If we start with a square which is tilted and placed in a corner (of course the square with area $1/2$), without loss of generality we place the first point of a random line on the bottom half of the right side across from our tilted square, the only way our square is not interferred with is if the next line crosses to the left side and in the opposite half as our square. For this the probability is equal to $1/6$ therefore a lower bound on the lines not interferring with the square is $1/6^n$.

A slightly better lower bound is created using different shapes, for example the circle which shares a center with the square in question and has radius $1/ \sqrt(2\pi)$. There is an analytical way to solve the problem with a square but it's not pretty so I just made a similation. Using a simulation with the probability that a line misses the circle is around $p=0.345$. So an estimate now is that the lower bound of the area being less than $1/2$ is $0.345^n$.
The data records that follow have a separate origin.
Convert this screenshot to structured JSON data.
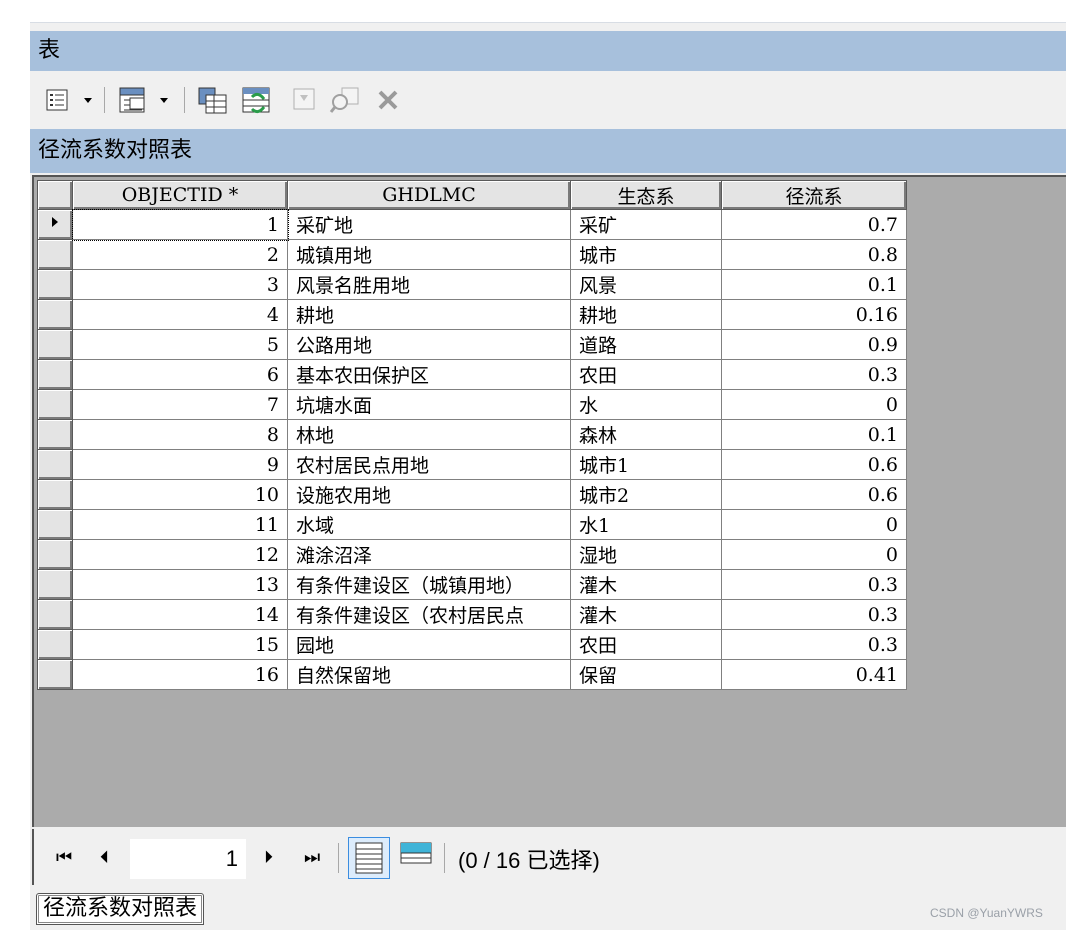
{
  "window": {
    "title": "表"
  },
  "toolbar": {
    "icons": [
      "table-options-icon",
      "related-tables-icon",
      "select-by-attributes-icon",
      "switch-selection-icon",
      "clear-selection-icon",
      "zoom-to-selected-icon",
      "delete-selected-icon"
    ]
  },
  "table_title": "径流系数对照表",
  "columns": [
    "OBJECTID *",
    "GHDLMC",
    "生态系",
    "径流系"
  ],
  "rows": [
    [
      "1",
      "采矿地",
      "采矿",
      "0.7"
    ],
    [
      "2",
      "城镇用地",
      "城市",
      "0.8"
    ],
    [
      "3",
      "风景名胜用地",
      "风景",
      "0.1"
    ],
    [
      "4",
      "耕地",
      "耕地",
      "0.16"
    ],
    [
      "5",
      "公路用地",
      "道路",
      "0.9"
    ],
    [
      "6",
      "基本农田保护区",
      "农田",
      "0.3"
    ],
    [
      "7",
      "坑塘水面",
      "水",
      "0"
    ],
    [
      "8",
      "林地",
      "森林",
      "0.1"
    ],
    [
      "9",
      "农村居民点用地",
      "城市1",
      "0.6"
    ],
    [
      "10",
      "设施农用地",
      "城市2",
      "0.6"
    ],
    [
      "11",
      "水域",
      "水1",
      "0"
    ],
    [
      "12",
      "滩涂沼泽",
      "湿地",
      "0"
    ],
    [
      "13",
      "有条件建设区（城镇用地）",
      "灌木",
      "0.3"
    ],
    [
      "14",
      "有条件建设区（农村居民点",
      "灌木",
      "0.3"
    ],
    [
      "15",
      "园地",
      "农田",
      "0.3"
    ],
    [
      "16",
      "自然保留地",
      "保留",
      "0.41"
    ]
  ],
  "navigation": {
    "current_record": "1",
    "status": "(0 / 16 已选择)"
  },
  "tab": {
    "label": "径流系数对照表"
  },
  "watermark": "CSDN @YuanYWRS",
  "colors": {
    "title_bar": "#a7c0dc",
    "grid_bg": "#ababab"
  }
}
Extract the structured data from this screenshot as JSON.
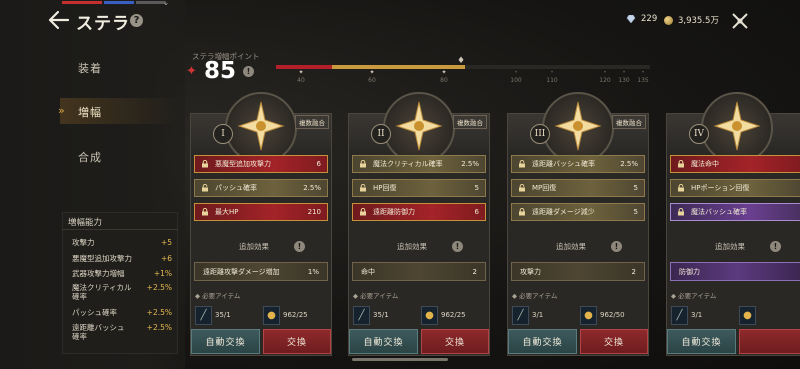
{
  "header": {
    "title": "ステラ",
    "gems": "229",
    "gold": "3,935.5万"
  },
  "nav": {
    "items": [
      {
        "label": "装着"
      },
      {
        "label": "増幅"
      },
      {
        "label": "合成"
      }
    ],
    "active": "増幅"
  },
  "stat_panel": {
    "title": "増幅能力",
    "rows": [
      {
        "name": "攻撃力",
        "value": "+5"
      },
      {
        "name": "悪魔型追加攻撃力",
        "value": "+6"
      },
      {
        "name": "武器攻撃力増幅",
        "value": "+1%"
      },
      {
        "name": "魔法クリティカル",
        "name2": "確率",
        "value": "+2.5%"
      },
      {
        "name": "パッシュ確率",
        "value": "+2.5%"
      },
      {
        "name": "遠距離バッシュ",
        "name2": "確率",
        "value": "+2.5%"
      }
    ]
  },
  "points": {
    "label": "ステラ増幅ポイント",
    "value": "85",
    "fill_fraction": 0.5,
    "milestones": [
      "40",
      "60",
      "80",
      "100",
      "110",
      "120",
      "130",
      "135"
    ]
  },
  "cards": [
    {
      "roman": "I",
      "tag": "複数融合",
      "slots": [
        {
          "name": "悪魔型追加攻撃力",
          "value": "6",
          "style": "red",
          "locked": true
        },
        {
          "name": "パッシュ確率",
          "value": "2.5%",
          "style": "gold",
          "locked": false
        },
        {
          "name": "最大HP",
          "value": "210",
          "style": "red",
          "locked": true
        }
      ],
      "addl_label": "追加効果",
      "addl": {
        "name": "遠距離攻撃ダメージ増加",
        "value": "1%",
        "style": "gold"
      },
      "req_label": "必要アイテム",
      "req": [
        {
          "value": "35/1"
        },
        {
          "value": "962/25"
        }
      ],
      "auto_label": "自動交換",
      "exchange_label": "交換"
    },
    {
      "roman": "II",
      "tag": "複数融合",
      "slots": [
        {
          "name": "魔法クリティカル確率",
          "value": "2.5%",
          "style": "gold",
          "locked": true
        },
        {
          "name": "HP回復",
          "value": "5",
          "style": "gold",
          "locked": false
        },
        {
          "name": "遠距離防御力",
          "value": "6",
          "style": "red",
          "locked": true
        }
      ],
      "addl_label": "追加効果",
      "addl": {
        "name": "命中",
        "value": "2",
        "style": "gold"
      },
      "req_label": "必要アイテム",
      "req": [
        {
          "value": "35/1"
        },
        {
          "value": "962/25"
        }
      ],
      "auto_label": "自動交換",
      "exchange_label": "交換"
    },
    {
      "roman": "III",
      "tag": "複数融合",
      "slots": [
        {
          "name": "遠距離バッシュ確率",
          "value": "2.5%",
          "style": "gold",
          "locked": false
        },
        {
          "name": "MP回復",
          "value": "5",
          "style": "gold",
          "locked": false
        },
        {
          "name": "遠距離ダメージ減少",
          "value": "5",
          "style": "gold",
          "locked": true
        }
      ],
      "addl_label": "追加効果",
      "addl": {
        "name": "攻撃力",
        "value": "2",
        "style": "gold"
      },
      "req_label": "必要アイテム",
      "req": [
        {
          "value": "3/1"
        },
        {
          "value": "962/50"
        }
      ],
      "auto_label": "自動交換",
      "exchange_label": "交換"
    },
    {
      "roman": "IV",
      "tag": "",
      "slots": [
        {
          "name": "魔法命中",
          "value": "",
          "style": "red",
          "locked": true
        },
        {
          "name": "HPポーション回復",
          "value": "",
          "style": "gold",
          "locked": false
        },
        {
          "name": "魔法バッシュ確率",
          "value": "",
          "style": "purple",
          "locked": true
        }
      ],
      "addl_label": "追加効果",
      "addl": {
        "name": "防御力",
        "value": "",
        "style": "purple"
      },
      "req_label": "必要アイテム",
      "req": [
        {
          "value": "3/1"
        },
        {
          "value": ""
        }
      ],
      "auto_label": "自動交換",
      "exchange_label": ""
    }
  ]
}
This is a pretty crude way to calculate a lower bound but on the bright side it's very easy and I think it yields another question:

What shape does the best at avoiding random lines and why?

Some more questions to consider:

What is the average area largest area after break number $n$?

What is the expected value of the largest piece of perimeter between random lines after break number $n$?

I also tried equilateral triangle which is somewhere in between a square and a circle. I'm struggling to see why this is, perhaps it's something obvious which I'm missing...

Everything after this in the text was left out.